Professional ratings
Review scores
| Source | Rating |
| AllMusic |  |
| NME | 8/10 |
| Select | 2/5 |
| The Great Rock Discography | 7/10 |

==Aftermath==
After touring and promotional commitments of Tin Planet concluded in late 1998, Space returned to the studio to commence work on their third album, tentatively titled Love You More than Football. However, Gut Records objected to Edwyn Collins being chosen as producer, and forced the band to rework the material several times, delaying its release for over two years until it was eventually scrapped in July 2001. By that time the band had terminated their contract with Gut and Jamie Murphy, who was growing restless and distant from the others, was dismissed from the line-up. Love You More than Football now primilarly exists as a bootleg, due to a promotional copy on CD-R which circulated around May 2000.

As a result, Space, now reduced to a four-piece, laid low for a couple of years, sporadically releasing several songs as a free-to-download MP3s through their website, becoming one of the first major groups to do so. However, they did not release another studio album proper until Suburban Rock 'n' Roll, which was recorded in 2002 and released through RandM Records in 2004.

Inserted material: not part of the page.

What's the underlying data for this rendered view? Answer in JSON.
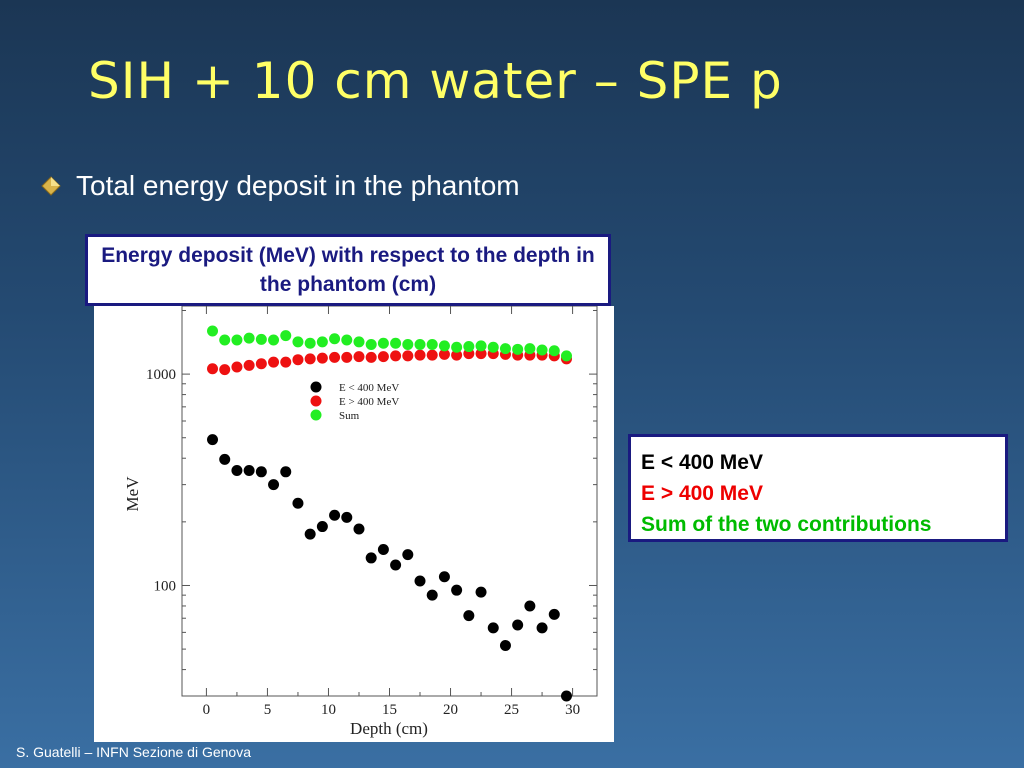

On August 19, 2022, Tin Planet was released on vinyl for the first time through Demon Records. It entered at #25 on the Official UK Vinyl Album Charts.

==Track listing==

- Lead vocals on tracks 1, 2, 3, 5, 7, 8, 10, 11 and 12: Tommy Scott
- Lead vocals on tracks 4 and 9: Jamie Murphy

| No. | Title | Writer(s) | Length |
|---|---|---|---|
| 1. | "Begin Again" | Tommy Scott, Space | 3:11 |
| 2. | "Avenging Angels" | Scott, Space | 2:59 |
| 3. | "The Ballad of Tom Jones" (featuring Cerys Matthews) | Scott, Space | 4:11 |
| 4. | "1 O'Clock" | Jamie Murphy, David Palmer, Franny Griffiths, Scott, Space | 4:05 |
| 5. | "Be There" | Scott, Griffiths, Space | 2:49 |
| 6. | "The Man" (semi-instrumental) | Griffiths, Space | 3:53 |
| 7. | "A Liddle Biddy Help from Elvis" | Scott, Griffiths, Space | 3:28 |
| 8. | "The Unluckiest Man in the World" | Scott, Space | 3:25 |
| 9. | "Piggies" | Murphy, Palmer, Griffiths, Space | 3:15 |
| 10. | "Bad Days" | Scott, Space | 3:24 |
| 11. | "There's No You" | Scott, Space | 3:46 |
| 12. | "Disco Dolly" | Scott, Griffiths, Space | 3:52 |
| 13. | "Silence" |  | 0:04 |
| 14. | "Fran in Japan" (instrumental) | Griffiths, Space | 7:13 |

=== Bonus tracks (2+CD edition) ===
- "Stress Transmissions"
- "Stress Transmissions" (5 O'Clock Shadow Mix)

==Charts==

===Weekly charts===

| Chart (1998) | Peak position |
|---|---|
| Australian Albums (ARIA) | 74 |
| New Zealand Albums (RMNZ) | 11 |
| Scottish Albums (OCC) | 5 |
| UK Albums (OCC) | 3 |

===Year-end charts===

| Chart (1998) | Position |
|---|---|
| UK Albums (OCC) | 66 |

==Certifications==

| Region | Certification | Certified units/sales |
| United Kingdom (BPI) | Gold | 100,000^{^} |
^{^} Shipments figures based on certification alone.